Do You Need a Probate Attorney?
By: Kecia Van’t Hof
When a loved one dies, the division of their assets might be the last thing on your mind. However, the division of assets is necessary to discuss. Probate can be a complicated process. So before you make the decision on whether you will need an attorney to assist you in the probate process, ask yourself the following questions: “Can the estate assets be transferred outside of probate?” “Is the estate small and/or does it contain simple household items?” “Are members of the family getting along?” and “Is there enough money in the estate to pay debt and taxes?” Now let’s take a look at each question in more depth.
The first question to consider is whether the estate assets can be transferred outside of probate. If the assets can be transferred outside of probate, then a probate attorney may be unnecessary. If assets are able to be transferred outside of probate, it is typically due to the decedent taking the steps necessary beforehand to avoid probate. This means that they have set up trusts, beneficiaries, and/or have assets that are held in joint tenancy or survivorship with others. If these actions have taken place before the death of the decedent, then a probate attorney is more likely not necessary. However, if none of these things have taken place, meaning the assets are unable to transfer without probate, then you should consider hiring a probate attorney.

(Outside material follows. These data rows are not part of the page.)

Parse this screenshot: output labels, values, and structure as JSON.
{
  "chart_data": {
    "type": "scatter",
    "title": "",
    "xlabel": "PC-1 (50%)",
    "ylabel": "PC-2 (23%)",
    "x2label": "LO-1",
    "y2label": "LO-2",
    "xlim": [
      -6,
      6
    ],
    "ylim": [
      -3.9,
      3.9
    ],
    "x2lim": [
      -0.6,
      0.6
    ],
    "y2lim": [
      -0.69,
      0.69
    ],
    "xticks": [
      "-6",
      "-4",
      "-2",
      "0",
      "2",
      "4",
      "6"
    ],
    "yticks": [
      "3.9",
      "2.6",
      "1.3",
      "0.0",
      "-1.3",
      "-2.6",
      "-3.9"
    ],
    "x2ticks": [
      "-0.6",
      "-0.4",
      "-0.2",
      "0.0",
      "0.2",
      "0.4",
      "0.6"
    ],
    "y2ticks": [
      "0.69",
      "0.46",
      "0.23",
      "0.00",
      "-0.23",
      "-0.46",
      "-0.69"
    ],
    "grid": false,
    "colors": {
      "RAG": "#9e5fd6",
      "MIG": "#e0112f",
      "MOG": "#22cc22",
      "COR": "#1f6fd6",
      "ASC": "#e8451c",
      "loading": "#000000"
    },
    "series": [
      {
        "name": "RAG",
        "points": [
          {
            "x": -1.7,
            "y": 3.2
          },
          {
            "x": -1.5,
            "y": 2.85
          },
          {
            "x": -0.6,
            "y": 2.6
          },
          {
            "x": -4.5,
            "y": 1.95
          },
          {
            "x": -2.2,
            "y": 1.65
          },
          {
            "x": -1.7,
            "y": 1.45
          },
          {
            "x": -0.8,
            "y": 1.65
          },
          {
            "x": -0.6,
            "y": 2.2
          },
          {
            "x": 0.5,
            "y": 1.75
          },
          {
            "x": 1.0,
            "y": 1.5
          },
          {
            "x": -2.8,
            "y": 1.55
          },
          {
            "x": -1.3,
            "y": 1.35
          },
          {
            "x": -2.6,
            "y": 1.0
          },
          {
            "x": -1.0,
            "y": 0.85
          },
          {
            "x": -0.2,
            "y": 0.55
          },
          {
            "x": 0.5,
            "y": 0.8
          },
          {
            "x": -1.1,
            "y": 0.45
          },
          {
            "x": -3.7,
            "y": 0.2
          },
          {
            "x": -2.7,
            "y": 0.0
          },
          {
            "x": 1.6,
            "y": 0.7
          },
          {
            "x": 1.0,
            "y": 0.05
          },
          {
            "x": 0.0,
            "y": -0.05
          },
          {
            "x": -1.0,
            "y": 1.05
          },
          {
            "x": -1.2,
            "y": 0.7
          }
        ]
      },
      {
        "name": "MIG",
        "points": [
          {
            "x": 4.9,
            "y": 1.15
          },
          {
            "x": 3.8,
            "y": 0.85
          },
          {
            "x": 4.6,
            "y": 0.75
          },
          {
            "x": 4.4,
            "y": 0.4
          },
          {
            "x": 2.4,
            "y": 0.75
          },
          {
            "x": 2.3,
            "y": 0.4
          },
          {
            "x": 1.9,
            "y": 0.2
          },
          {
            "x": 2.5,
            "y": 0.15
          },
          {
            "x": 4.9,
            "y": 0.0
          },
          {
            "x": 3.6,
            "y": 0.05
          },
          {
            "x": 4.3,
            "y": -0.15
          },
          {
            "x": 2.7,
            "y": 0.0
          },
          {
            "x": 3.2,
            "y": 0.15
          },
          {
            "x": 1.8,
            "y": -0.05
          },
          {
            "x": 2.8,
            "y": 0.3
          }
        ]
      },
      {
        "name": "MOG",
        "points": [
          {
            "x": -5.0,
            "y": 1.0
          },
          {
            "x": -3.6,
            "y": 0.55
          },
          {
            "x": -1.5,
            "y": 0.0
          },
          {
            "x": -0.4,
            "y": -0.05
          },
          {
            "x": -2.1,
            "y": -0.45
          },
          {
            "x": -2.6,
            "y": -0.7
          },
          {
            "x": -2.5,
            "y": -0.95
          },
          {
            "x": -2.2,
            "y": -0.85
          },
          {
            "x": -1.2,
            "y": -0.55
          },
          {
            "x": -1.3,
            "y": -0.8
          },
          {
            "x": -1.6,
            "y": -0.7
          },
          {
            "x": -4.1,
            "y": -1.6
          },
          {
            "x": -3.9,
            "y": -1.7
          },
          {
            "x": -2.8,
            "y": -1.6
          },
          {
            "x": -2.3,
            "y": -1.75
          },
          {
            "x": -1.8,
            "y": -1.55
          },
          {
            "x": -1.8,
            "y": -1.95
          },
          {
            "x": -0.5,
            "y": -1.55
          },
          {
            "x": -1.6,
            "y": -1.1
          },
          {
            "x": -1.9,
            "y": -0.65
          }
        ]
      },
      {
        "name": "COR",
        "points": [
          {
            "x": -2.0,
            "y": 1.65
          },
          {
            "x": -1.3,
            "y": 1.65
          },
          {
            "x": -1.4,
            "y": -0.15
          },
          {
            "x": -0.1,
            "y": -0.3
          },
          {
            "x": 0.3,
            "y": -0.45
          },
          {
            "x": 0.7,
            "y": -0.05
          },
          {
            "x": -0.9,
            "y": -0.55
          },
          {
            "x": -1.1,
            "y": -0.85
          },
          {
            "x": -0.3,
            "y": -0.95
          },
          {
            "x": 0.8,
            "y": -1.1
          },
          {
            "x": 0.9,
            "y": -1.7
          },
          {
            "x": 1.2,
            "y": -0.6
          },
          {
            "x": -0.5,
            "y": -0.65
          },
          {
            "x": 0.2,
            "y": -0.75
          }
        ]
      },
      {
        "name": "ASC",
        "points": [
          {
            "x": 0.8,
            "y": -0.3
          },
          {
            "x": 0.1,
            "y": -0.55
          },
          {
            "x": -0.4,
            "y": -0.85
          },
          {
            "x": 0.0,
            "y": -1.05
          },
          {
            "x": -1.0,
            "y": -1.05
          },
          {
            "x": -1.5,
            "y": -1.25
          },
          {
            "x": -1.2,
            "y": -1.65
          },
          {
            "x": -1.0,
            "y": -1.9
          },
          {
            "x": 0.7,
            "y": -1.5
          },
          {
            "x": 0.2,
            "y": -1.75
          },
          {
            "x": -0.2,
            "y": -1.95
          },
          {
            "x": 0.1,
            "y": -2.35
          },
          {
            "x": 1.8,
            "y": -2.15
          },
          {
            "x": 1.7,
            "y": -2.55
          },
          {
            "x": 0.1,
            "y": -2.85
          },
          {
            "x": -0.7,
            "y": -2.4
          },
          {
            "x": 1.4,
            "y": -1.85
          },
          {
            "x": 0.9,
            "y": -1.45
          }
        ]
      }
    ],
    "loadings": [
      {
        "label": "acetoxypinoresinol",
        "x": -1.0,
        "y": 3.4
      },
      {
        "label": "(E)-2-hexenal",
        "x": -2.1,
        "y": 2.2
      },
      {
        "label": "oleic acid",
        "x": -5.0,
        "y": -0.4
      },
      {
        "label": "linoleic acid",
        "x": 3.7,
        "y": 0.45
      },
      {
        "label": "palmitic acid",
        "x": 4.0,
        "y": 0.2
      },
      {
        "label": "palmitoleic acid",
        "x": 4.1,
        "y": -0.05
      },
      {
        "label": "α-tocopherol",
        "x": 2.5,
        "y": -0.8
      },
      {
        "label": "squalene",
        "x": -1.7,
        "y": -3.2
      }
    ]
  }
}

The next question to ask yourself is if the estate is small. Small does not necessarily mean that assets themselves are small in size, but rather that the estate contains simple household items, such as vehicles, homes, bank accounts, and household goods, then it may be considered “small.” When an estate contains other items, such as commercial real estate and business, then the probate process can become a lot more complicated. If the estate is small, most states have a simple small estate procedure which could result in avoiding in-court proceedings. If the estate is small and your state has this type of procedure, then an attorney may not be necessary. If you would have to go to court because the estate is large and requires an in-court process, it would be wise to consult with an attorney. A probate attorney’s job is to complete the probate process, and they have experience with in-court proceedings. So, if the estate does not qualify for a simple procedure and would need a more complex skill set, you should consider a probate attorney to help you through the process.

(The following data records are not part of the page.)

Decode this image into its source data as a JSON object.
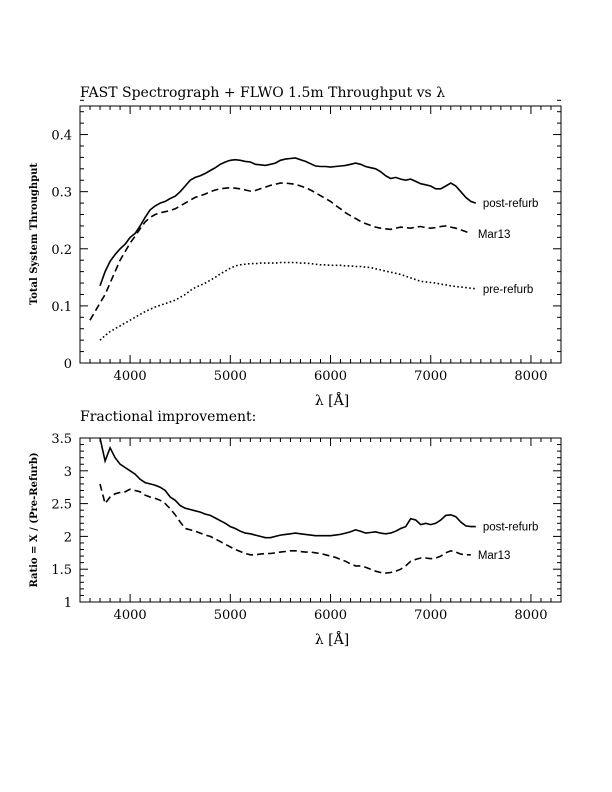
{
  "chart_data": [
    {
      "type": "line",
      "title": "FAST Spectrograph + FLWO 1.5m Throughput vs λ",
      "xlabel": "λ [Å]",
      "ylabel": "Total System Throughput",
      "xlim": [
        3500,
        8300
      ],
      "ylim": [
        0,
        0.45
      ],
      "xticks": [
        4000,
        5000,
        6000,
        7000,
        8000
      ],
      "yticks": [
        0,
        0.1,
        0.2,
        0.3,
        0.4
      ],
      "ytick_labels": [
        "0",
        "0.1",
        "0.2",
        "0.3",
        "0.4"
      ],
      "grid": false,
      "series": [
        {
          "name": "post-refurb",
          "style": "solid",
          "x": [
            3700,
            3750,
            3800,
            3850,
            3900,
            3950,
            4000,
            4050,
            4100,
            4150,
            4200,
            4250,
            4300,
            4350,
            4400,
            4450,
            4500,
            4550,
            4600,
            4650,
            4700,
            4750,
            4800,
            4850,
            4900,
            4950,
            5000,
            5050,
            5100,
            5150,
            5200,
            5250,
            5300,
            5350,
            5400,
            5450,
            5500,
            5550,
            5600,
            5650,
            5700,
            5750,
            5800,
            5850,
            5900,
            5950,
            6000,
            6050,
            6100,
            6150,
            6200,
            6250,
            6300,
            6350,
            6400,
            6450,
            6500,
            6550,
            6600,
            6650,
            6700,
            6750,
            6800,
            6850,
            6900,
            6950,
            7000,
            7050,
            7100,
            7150,
            7200,
            7250,
            7300,
            7350,
            7400,
            7450
          ],
          "values": [
            0.135,
            0.16,
            0.178,
            0.19,
            0.2,
            0.208,
            0.22,
            0.227,
            0.24,
            0.255,
            0.268,
            0.275,
            0.28,
            0.283,
            0.288,
            0.292,
            0.3,
            0.31,
            0.32,
            0.325,
            0.328,
            0.332,
            0.337,
            0.342,
            0.348,
            0.352,
            0.355,
            0.356,
            0.355,
            0.353,
            0.352,
            0.348,
            0.347,
            0.346,
            0.348,
            0.35,
            0.355,
            0.357,
            0.358,
            0.359,
            0.356,
            0.353,
            0.349,
            0.345,
            0.344,
            0.344,
            0.343,
            0.344,
            0.345,
            0.346,
            0.348,
            0.35,
            0.348,
            0.344,
            0.342,
            0.34,
            0.335,
            0.328,
            0.323,
            0.325,
            0.322,
            0.32,
            0.322,
            0.318,
            0.314,
            0.312,
            0.31,
            0.305,
            0.305,
            0.31,
            0.315,
            0.31,
            0.3,
            0.29,
            0.283,
            0.28
          ]
        },
        {
          "name": "Mar13",
          "style": "dashed",
          "x": [
            3600,
            3650,
            3700,
            3750,
            3800,
            3850,
            3900,
            3950,
            4000,
            4050,
            4100,
            4150,
            4200,
            4250,
            4300,
            4350,
            4400,
            4450,
            4500,
            4550,
            4600,
            4650,
            4700,
            4750,
            4800,
            4850,
            4900,
            4950,
            5000,
            5050,
            5100,
            5150,
            5200,
            5250,
            5300,
            5350,
            5400,
            5450,
            5500,
            5550,
            5600,
            5650,
            5700,
            5750,
            5800,
            5850,
            5900,
            5950,
            6000,
            6050,
            6100,
            6150,
            6200,
            6250,
            6300,
            6350,
            6400,
            6450,
            6500,
            6550,
            6600,
            6650,
            6700,
            6750,
            6800,
            6850,
            6900,
            6950,
            7000,
            7050,
            7100,
            7150,
            7200,
            7250,
            7300,
            7350,
            7400
          ],
          "values": [
            0.075,
            0.09,
            0.105,
            0.12,
            0.14,
            0.16,
            0.18,
            0.195,
            0.21,
            0.222,
            0.235,
            0.247,
            0.255,
            0.26,
            0.263,
            0.265,
            0.267,
            0.27,
            0.275,
            0.28,
            0.285,
            0.29,
            0.293,
            0.296,
            0.3,
            0.303,
            0.305,
            0.306,
            0.307,
            0.306,
            0.305,
            0.303,
            0.301,
            0.302,
            0.305,
            0.308,
            0.311,
            0.313,
            0.315,
            0.315,
            0.314,
            0.313,
            0.31,
            0.307,
            0.303,
            0.298,
            0.293,
            0.288,
            0.283,
            0.276,
            0.27,
            0.263,
            0.258,
            0.253,
            0.248,
            0.244,
            0.241,
            0.238,
            0.236,
            0.235,
            0.234,
            0.236,
            0.238,
            0.237,
            0.236,
            0.238,
            0.239,
            0.237,
            0.236,
            0.237,
            0.239,
            0.24,
            0.238,
            0.236,
            0.233,
            0.23,
            0.226
          ]
        },
        {
          "name": "pre-refurb",
          "style": "dotted",
          "x": [
            3700,
            3750,
            3800,
            3850,
            3900,
            3950,
            4000,
            4050,
            4100,
            4150,
            4200,
            4250,
            4300,
            4350,
            4400,
            4450,
            4500,
            4550,
            4600,
            4650,
            4700,
            4750,
            4800,
            4850,
            4900,
            4950,
            5000,
            5050,
            5100,
            5150,
            5200,
            5250,
            5300,
            5350,
            5400,
            5450,
            5500,
            5550,
            5600,
            5650,
            5700,
            5750,
            5800,
            5850,
            5900,
            5950,
            6000,
            6050,
            6100,
            6150,
            6200,
            6250,
            6300,
            6350,
            6400,
            6450,
            6500,
            6550,
            6600,
            6650,
            6700,
            6750,
            6800,
            6850,
            6900,
            6950,
            7000,
            7050,
            7100,
            7150,
            7200,
            7250,
            7300,
            7350,
            7400,
            7450
          ],
          "values": [
            0.04,
            0.048,
            0.055,
            0.06,
            0.065,
            0.07,
            0.075,
            0.08,
            0.085,
            0.09,
            0.094,
            0.098,
            0.101,
            0.104,
            0.107,
            0.11,
            0.115,
            0.12,
            0.127,
            0.132,
            0.136,
            0.14,
            0.145,
            0.15,
            0.156,
            0.161,
            0.166,
            0.17,
            0.172,
            0.173,
            0.174,
            0.174,
            0.175,
            0.175,
            0.175,
            0.175,
            0.176,
            0.176,
            0.176,
            0.176,
            0.175,
            0.175,
            0.174,
            0.173,
            0.172,
            0.172,
            0.171,
            0.171,
            0.171,
            0.17,
            0.17,
            0.169,
            0.169,
            0.168,
            0.167,
            0.165,
            0.163,
            0.161,
            0.159,
            0.157,
            0.155,
            0.152,
            0.149,
            0.146,
            0.143,
            0.142,
            0.141,
            0.14,
            0.138,
            0.137,
            0.135,
            0.134,
            0.133,
            0.132,
            0.131,
            0.13
          ]
        }
      ]
    },
    {
      "type": "line",
      "title": "Fractional improvement:",
      "xlabel": "λ [Å]",
      "ylabel": "Ratio = X / (Pre-Refurb)",
      "xlim": [
        3500,
        8300
      ],
      "ylim": [
        1,
        3.5
      ],
      "xticks": [
        4000,
        5000,
        6000,
        7000,
        8000
      ],
      "yticks": [
        1,
        1.5,
        2,
        2.5,
        3,
        3.5
      ],
      "ytick_labels": [
        "1",
        "1.5",
        "2",
        "2.5",
        "3",
        "3.5"
      ],
      "grid": false,
      "series": [
        {
          "name": "post-refurb",
          "style": "solid",
          "x": [
            3700,
            3750,
            3800,
            3850,
            3900,
            3950,
            4000,
            4050,
            4100,
            4150,
            4200,
            4250,
            4300,
            4350,
            4400,
            4450,
            4500,
            4550,
            4600,
            4650,
            4700,
            4750,
            4800,
            4850,
            4900,
            4950,
            5000,
            5050,
            5100,
            5150,
            5200,
            5250,
            5300,
            5350,
            5400,
            5450,
            5500,
            5550,
            5600,
            5650,
            5700,
            5750,
            5800,
            5850,
            5900,
            5950,
            6000,
            6050,
            6100,
            6150,
            6200,
            6250,
            6300,
            6350,
            6400,
            6450,
            6500,
            6550,
            6600,
            6650,
            6700,
            6750,
            6800,
            6850,
            6900,
            6950,
            7000,
            7050,
            7100,
            7150,
            7200,
            7250,
            7300,
            7350,
            7400,
            7450
          ],
          "values": [
            3.5,
            3.15,
            3.35,
            3.2,
            3.1,
            3.05,
            3.0,
            2.95,
            2.87,
            2.82,
            2.8,
            2.78,
            2.75,
            2.7,
            2.6,
            2.55,
            2.47,
            2.43,
            2.41,
            2.39,
            2.37,
            2.34,
            2.32,
            2.28,
            2.24,
            2.2,
            2.15,
            2.12,
            2.08,
            2.05,
            2.04,
            2.02,
            2.0,
            1.98,
            1.98,
            2.0,
            2.02,
            2.03,
            2.04,
            2.05,
            2.04,
            2.03,
            2.02,
            2.01,
            2.01,
            2.01,
            2.01,
            2.02,
            2.03,
            2.05,
            2.07,
            2.1,
            2.08,
            2.05,
            2.06,
            2.07,
            2.05,
            2.04,
            2.05,
            2.08,
            2.12,
            2.15,
            2.27,
            2.25,
            2.18,
            2.2,
            2.18,
            2.2,
            2.25,
            2.32,
            2.33,
            2.3,
            2.22,
            2.16,
            2.15,
            2.15
          ]
        },
        {
          "name": "Mar13",
          "style": "dashed",
          "x": [
            3700,
            3750,
            3800,
            3850,
            3900,
            3950,
            4000,
            4050,
            4100,
            4150,
            4200,
            4250,
            4300,
            4350,
            4400,
            4450,
            4500,
            4550,
            4600,
            4650,
            4700,
            4750,
            4800,
            4850,
            4900,
            4950,
            5000,
            5050,
            5100,
            5150,
            5200,
            5250,
            5300,
            5350,
            5400,
            5450,
            5500,
            5550,
            5600,
            5650,
            5700,
            5750,
            5800,
            5850,
            5900,
            5950,
            6000,
            6050,
            6100,
            6150,
            6200,
            6250,
            6300,
            6350,
            6400,
            6450,
            6500,
            6550,
            6600,
            6650,
            6700,
            6750,
            6800,
            6850,
            6900,
            6950,
            7000,
            7050,
            7100,
            7150,
            7200,
            7250,
            7300,
            7350,
            7400
          ],
          "values": [
            2.8,
            2.5,
            2.6,
            2.65,
            2.67,
            2.68,
            2.72,
            2.7,
            2.68,
            2.63,
            2.6,
            2.58,
            2.55,
            2.5,
            2.42,
            2.33,
            2.22,
            2.12,
            2.1,
            2.08,
            2.05,
            2.02,
            2.0,
            1.96,
            1.92,
            1.88,
            1.84,
            1.8,
            1.77,
            1.74,
            1.72,
            1.72,
            1.73,
            1.74,
            1.74,
            1.75,
            1.76,
            1.77,
            1.78,
            1.78,
            1.77,
            1.76,
            1.76,
            1.75,
            1.74,
            1.72,
            1.7,
            1.68,
            1.65,
            1.62,
            1.58,
            1.55,
            1.55,
            1.53,
            1.5,
            1.47,
            1.45,
            1.44,
            1.45,
            1.47,
            1.5,
            1.55,
            1.62,
            1.65,
            1.67,
            1.67,
            1.66,
            1.67,
            1.7,
            1.75,
            1.78,
            1.76,
            1.73,
            1.72,
            1.72
          ]
        }
      ]
    }
  ]
}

Another thing to consider is the family members’ relationships; are they getting along? If they are getting along, the probate process will generally go much smoother than if they are not getting along. If family members are not getting along, it would be wise to consider hiring a probate attorney to assist in the process. When family members are in conflict with one another during, or after the death of a decedent, this could result in a will contest. Will contests should be handled by an attorney due to their complicated nature and the emotions involved between the family members. Therefore, if family members are not getting along, be sure to contact an attorney as soon as possible before things get too complicated.
Finally, you should ask yourself if the estate has enough money in it to pay the debts and taxes of the decedent. If the estate contains enough money to pay all the debts and taxes, if any, owed on the estate, then the need for a probate attorney is very small (in less the matters discussed above are relevant). If the estate does not contain enough money, then a probate attorney will be able to help. Some debts must be paid before others and a probate attorney will be able to help navigate which debts must be paid first. Further, the taxing process can be very complicated, so if the estate owes a federal or state tax, consulting with a probate attorney, as well as a CPA, will be in your best interest in order to ensure that everything is done and filled out properly.
If you have considered all of these questions thoroughly, you will be able to decide whether or not you will need a probate attorney. It is also wise to consider the type of person you are – do you learn easily, what type of occupation do you have, have you been exposed to this area of expertise beforehand, etc. – when deciding whether to take on probate alone or whether you should get help. The death of a loved one is never an easy time, but these questions are important to consider moving forward.